İnandığımızı söylemek, gerçeğin doğrulanmasının korkunç bir yanlış
anlaşılmasıdır. Aynı şey matematiksel doğruların hepsi için olmasa da çoğu
için geçerlidir. İki artı ikinin dört ettiğini biliyoruz, inanmıyoruz.
Yalnızca
kişisel önyargılar değil, tüm kişisel konular
zevk, bir şeyi beğenip diğerinden hoşlanmamak, salt görüş
alanına girer. Zevk veya kişisel tercih gibi konularda , şunu beğenip şunu
sevmemek için kendi nedenlerimiz olabilir, ancak bu nedenlerin, beğenileri ve
hoşlanmadıkları veya tercihleri bizimkine aykırı olan diğer kişiler açısından
hiçbir önemi yoktur.
“Bilgi” kelimesinin, belirli bir zamanda mevcut olan delillere
ve nedenlere dayanarak ileri sürülebilen tüm düzeltilebilir ve değişebilir
görüşleri kapsayacak şekilde genişletilmesi , makul bir şüphenin ötesinde veya
ötesinde olmasa da, makul bir şüphenin ötesinde onaylanabilen görüşlerden daha
fazlasını kapsar. bir şüphenin gölgesi. Daha zayıf kanıt veya gerekçelerle
desteklenen görüşlere karşı, kendi lehlerine kanıt veya gerekçelerin
üstünlüğüne sahip olan görüşleri içerir.
Genel olarak bilmenin yemek yemeye benzemediği söylenebilir. Bir
şey yediğimiz zaman onu vücudumuza alır, sindirir, özümseriz. Bizim bir
parçamız haline geliyor. Artık yenilmeden önceki haliyle kalmıyor. Ancak
çarpıcı bir istisna dışında , bir şeyi bilmemiz, bildiğimiz şeyi hiçbir
şekilde etkilemez veya değiştirmez. Bunu bir şekilde aklımıza getirebiliriz,
ancak bunu yapmak onu biz bilmeden önceki haliyle tamamen aynı bırakır.
Gözlemlenecek ve ölçülecek olayları araştırmak için kullandığımız araçların, gözlemlediğimiz
ve ölçtüğümüz olayları etkilediği kuantum mekaniği durumunda tek istisna ortaya
çıkar .
Bilmek ile yemek yemek arasındaki fark hakkında az önce
söylediklerim, "bilmek" kelimesinin başka bir özel kullanımına veya
yanlış kullanımına dikkat çekmemi gerektiriyor. Bu , önceki bölümde dikkatimi
çektiğim iki zihin eylemi arasındaki ayrımı içerir .
Zihnin ilk eylemi basit kavramadır. İster algısal bir nesne
olsun, ister bir nesne olsun, bazı nesneler kavranır.
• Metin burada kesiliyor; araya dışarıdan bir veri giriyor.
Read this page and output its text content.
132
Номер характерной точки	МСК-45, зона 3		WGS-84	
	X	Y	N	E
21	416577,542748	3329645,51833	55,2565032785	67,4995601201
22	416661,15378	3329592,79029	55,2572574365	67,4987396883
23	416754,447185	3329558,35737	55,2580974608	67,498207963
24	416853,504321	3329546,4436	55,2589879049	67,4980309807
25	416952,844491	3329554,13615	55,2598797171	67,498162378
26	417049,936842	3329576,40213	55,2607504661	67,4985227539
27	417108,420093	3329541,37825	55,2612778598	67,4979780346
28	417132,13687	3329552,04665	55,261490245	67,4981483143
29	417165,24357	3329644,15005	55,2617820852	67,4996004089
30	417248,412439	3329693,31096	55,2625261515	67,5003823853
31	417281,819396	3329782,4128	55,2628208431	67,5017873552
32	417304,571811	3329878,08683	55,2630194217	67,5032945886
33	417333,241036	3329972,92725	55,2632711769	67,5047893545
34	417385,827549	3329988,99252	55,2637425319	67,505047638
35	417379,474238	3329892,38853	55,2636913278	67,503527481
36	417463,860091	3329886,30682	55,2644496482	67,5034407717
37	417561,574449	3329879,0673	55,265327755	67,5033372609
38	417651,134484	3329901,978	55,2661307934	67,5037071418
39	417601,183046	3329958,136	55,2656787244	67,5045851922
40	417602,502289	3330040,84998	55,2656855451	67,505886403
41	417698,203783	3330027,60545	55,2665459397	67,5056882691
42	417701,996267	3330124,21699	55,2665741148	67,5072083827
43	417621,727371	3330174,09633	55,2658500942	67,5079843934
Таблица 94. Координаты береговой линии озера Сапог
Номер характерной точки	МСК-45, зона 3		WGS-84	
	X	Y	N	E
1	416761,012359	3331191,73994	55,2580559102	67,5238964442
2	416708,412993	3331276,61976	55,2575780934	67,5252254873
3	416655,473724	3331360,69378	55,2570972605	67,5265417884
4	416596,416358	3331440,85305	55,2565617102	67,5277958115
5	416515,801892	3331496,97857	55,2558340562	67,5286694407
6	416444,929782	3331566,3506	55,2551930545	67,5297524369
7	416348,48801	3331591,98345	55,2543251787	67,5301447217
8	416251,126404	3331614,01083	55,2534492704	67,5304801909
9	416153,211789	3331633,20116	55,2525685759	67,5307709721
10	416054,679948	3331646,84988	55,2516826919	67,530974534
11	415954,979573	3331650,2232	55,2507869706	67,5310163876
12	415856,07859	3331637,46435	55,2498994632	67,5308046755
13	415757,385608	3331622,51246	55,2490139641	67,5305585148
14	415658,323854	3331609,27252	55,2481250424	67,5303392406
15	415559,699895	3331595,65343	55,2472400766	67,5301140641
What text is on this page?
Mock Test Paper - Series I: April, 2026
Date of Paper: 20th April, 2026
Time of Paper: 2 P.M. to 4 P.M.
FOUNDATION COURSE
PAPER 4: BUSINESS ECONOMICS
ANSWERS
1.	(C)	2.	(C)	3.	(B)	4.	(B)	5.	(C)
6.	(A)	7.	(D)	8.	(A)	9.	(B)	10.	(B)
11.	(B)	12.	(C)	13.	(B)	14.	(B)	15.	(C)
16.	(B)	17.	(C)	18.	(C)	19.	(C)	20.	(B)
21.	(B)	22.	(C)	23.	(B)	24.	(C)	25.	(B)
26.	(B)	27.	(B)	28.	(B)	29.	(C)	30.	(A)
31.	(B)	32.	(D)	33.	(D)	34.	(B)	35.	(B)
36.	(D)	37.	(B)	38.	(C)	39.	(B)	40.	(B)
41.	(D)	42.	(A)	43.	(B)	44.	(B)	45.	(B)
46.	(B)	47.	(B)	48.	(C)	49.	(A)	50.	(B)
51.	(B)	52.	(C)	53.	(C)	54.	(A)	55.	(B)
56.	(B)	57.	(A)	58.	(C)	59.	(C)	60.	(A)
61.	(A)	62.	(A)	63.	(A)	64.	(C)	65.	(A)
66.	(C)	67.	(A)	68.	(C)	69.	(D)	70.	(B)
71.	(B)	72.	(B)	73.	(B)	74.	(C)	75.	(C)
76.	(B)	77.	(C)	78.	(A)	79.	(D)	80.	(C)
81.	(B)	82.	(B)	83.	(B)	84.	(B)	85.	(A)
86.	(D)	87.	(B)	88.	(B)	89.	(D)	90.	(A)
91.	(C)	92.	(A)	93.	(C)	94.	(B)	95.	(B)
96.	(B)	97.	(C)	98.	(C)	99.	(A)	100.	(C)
Bilgi ve Görüş veya kavramsal
düşüncenin bir nesnesi. Doğrusunu söylemek gerekirse, bir istisna dışında bu
tür kaygılar için “bilgi” sözcüğünü kullanmamalıyız.
Algısal yargılardan ayrılamayan algısal kavramalar dışında,
diğer tüm kavramalar, kavranan nesne hakkında herhangi bir yargıdan tamamen
yoksundur - var olsun ya da olmasın, karakteri aslında kavrandığı şekliyle
aynı olsun ya da olmasın. . Bu tür yargılardan yoksun bir idrak bilgi değildir
çünkü onda doğru ya da yanlış olan hiçbir şey yoktur. Doğru ve yanlış ancak
yargılama eylemiyle ortaya çıkar ve ancak o zaman kavrayışın ötesine geçerek,
tam anlamıyla bilgi olarak adlandırılabilecek şeye ulaşırız.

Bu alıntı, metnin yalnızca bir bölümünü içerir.